Молодые, а с ними Сухопаров, выступавший шафером, его жена, начинающая полнеть веселая хохотушка с подвижной мимикой, и их младший сын, несший в церкви икону Георгия Победоносца, которой благословили Анастасию и Алексея родители Насти, уместились в первой открытой коляске, запряженной парой белых генштабовских казенных лошадей, с бравым вахмистром в роли кучера.

Вторую коляску заняли подруга Насти Ольга, подполковник Мезенцев, Михаил Сенин и большеголовый, с короткой стрижкой студент Саша, с которым Соколов познакомился на столь памятном ему вечере у Шумаковых, где он встретил Анастасию.

Лошади, настоявшись на солнцепеке, резво вынесли из-под арки Главного штаба на Морскую улицу, свернули на Невский, по-воскресному полупустынный. На Полицейском мосту надрывался мальчишка-газетчик, размахивая листами «Нового времени».

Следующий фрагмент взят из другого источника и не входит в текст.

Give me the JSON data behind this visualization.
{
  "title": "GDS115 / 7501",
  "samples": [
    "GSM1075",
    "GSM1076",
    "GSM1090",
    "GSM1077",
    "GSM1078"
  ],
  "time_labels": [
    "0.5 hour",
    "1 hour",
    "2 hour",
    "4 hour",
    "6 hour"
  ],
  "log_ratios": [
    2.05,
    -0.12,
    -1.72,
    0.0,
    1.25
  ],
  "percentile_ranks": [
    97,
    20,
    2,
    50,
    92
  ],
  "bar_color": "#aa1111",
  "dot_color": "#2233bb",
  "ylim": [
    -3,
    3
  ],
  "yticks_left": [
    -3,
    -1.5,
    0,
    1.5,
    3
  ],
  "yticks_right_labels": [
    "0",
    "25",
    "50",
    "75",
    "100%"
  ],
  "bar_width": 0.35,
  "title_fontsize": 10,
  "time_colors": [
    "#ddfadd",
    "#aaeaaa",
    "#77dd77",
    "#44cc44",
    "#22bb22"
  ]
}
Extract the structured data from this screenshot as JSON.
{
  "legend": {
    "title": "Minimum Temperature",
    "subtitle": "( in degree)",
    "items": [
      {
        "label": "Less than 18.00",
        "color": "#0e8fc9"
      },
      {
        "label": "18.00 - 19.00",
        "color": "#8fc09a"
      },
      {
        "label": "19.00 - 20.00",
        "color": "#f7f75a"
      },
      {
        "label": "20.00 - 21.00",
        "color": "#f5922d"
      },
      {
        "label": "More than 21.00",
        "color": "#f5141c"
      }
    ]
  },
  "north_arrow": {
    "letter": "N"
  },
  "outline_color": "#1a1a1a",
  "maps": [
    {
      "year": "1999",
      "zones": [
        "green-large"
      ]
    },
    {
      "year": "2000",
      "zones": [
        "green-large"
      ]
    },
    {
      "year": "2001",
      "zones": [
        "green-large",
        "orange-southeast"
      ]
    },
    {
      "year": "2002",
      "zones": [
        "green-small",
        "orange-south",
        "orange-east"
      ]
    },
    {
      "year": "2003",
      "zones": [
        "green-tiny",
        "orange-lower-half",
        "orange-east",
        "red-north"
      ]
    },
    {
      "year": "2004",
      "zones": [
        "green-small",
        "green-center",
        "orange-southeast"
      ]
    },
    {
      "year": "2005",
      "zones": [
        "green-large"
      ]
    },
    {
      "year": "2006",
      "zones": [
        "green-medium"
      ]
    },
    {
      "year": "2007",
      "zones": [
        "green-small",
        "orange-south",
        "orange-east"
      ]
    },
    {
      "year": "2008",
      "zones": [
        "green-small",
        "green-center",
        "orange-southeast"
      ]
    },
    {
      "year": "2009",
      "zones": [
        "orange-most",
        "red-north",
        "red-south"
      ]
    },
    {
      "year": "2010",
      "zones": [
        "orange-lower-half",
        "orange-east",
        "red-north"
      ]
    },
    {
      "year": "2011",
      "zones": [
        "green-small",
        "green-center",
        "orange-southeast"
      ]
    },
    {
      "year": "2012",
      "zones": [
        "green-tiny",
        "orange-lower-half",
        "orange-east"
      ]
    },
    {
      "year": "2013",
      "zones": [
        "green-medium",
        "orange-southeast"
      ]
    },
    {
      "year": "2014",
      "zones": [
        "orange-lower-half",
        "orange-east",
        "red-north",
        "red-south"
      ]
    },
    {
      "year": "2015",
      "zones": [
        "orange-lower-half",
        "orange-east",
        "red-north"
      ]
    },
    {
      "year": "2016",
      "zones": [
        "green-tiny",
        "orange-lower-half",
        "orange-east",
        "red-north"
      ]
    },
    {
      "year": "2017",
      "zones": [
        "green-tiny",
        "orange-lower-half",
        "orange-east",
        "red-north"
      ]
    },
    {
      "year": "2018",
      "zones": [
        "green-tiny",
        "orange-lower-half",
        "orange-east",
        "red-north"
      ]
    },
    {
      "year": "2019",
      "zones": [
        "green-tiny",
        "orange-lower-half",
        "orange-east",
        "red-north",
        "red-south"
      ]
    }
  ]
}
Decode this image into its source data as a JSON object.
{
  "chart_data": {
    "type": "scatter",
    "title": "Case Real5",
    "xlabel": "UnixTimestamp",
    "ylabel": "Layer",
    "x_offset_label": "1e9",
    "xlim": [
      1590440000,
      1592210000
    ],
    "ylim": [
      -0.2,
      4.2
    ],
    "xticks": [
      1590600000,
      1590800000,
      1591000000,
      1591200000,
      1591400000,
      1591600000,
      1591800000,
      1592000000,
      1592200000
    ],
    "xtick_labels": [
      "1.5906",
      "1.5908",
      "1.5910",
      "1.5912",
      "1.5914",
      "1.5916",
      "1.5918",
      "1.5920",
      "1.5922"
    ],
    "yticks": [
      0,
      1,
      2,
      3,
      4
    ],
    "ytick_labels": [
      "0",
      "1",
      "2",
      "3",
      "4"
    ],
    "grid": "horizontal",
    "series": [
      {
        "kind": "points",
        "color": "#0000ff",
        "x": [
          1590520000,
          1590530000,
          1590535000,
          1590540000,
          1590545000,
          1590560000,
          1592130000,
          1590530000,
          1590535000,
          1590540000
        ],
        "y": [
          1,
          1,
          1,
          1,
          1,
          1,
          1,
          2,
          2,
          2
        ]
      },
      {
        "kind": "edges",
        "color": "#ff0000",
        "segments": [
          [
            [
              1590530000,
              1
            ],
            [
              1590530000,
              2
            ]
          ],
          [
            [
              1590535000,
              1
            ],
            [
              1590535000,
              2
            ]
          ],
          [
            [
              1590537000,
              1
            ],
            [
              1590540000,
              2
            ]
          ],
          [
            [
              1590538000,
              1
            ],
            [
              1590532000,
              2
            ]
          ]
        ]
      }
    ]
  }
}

— Убийство герцога Фердинанда! Убийство герцога Фердинанда!

Звонкий мальчишеский голос легко перекрывал негромкий шум затихшего в летнем зное проспекта. Все трое военных в колясках насторожились. Соколов приказал остановить подле газетчиков. Мальчишка, подбежав к экипажу, бросил ему тугой сверток листов, еще влажных от типографской краски.

Полковник повернул газету так, чтобы вместе с Сухопаровым они могли прочитать телеграфное сообщение на первой странице. Оно было выделено жирным шрифтом:

«Сегодня утром в Сараеве выстрелами из револьвера наповал убиты ехавшие в авто наследник австро-венгерского престола эрцгерцог Франц-Фердинанд и его супруга графиня Хотек».

— Это — война!.. — вырвалось у Алексея.

— Бог даст, обойдется! — прищурился на газету Сухопаров. — Эрцгерцога ведь не очень жалуют в Вене и войну из-за него, пожалуй, не станут начинать…

Радостное настроение Алексея слегка померкло от неожиданного известия. Заведуя австро-венгерским делопроизводством, полковник знал о намерениях австрийцев и их союзников германцев развязать войну на Балканах. Знал он и о том, что Франц-Фердинанд не одобряет этой войны, а стремится политическим путем превратить двуединую монархию — Австро-Венгрию — в триединую, добавив в государственный организм еще и югославянский компонент.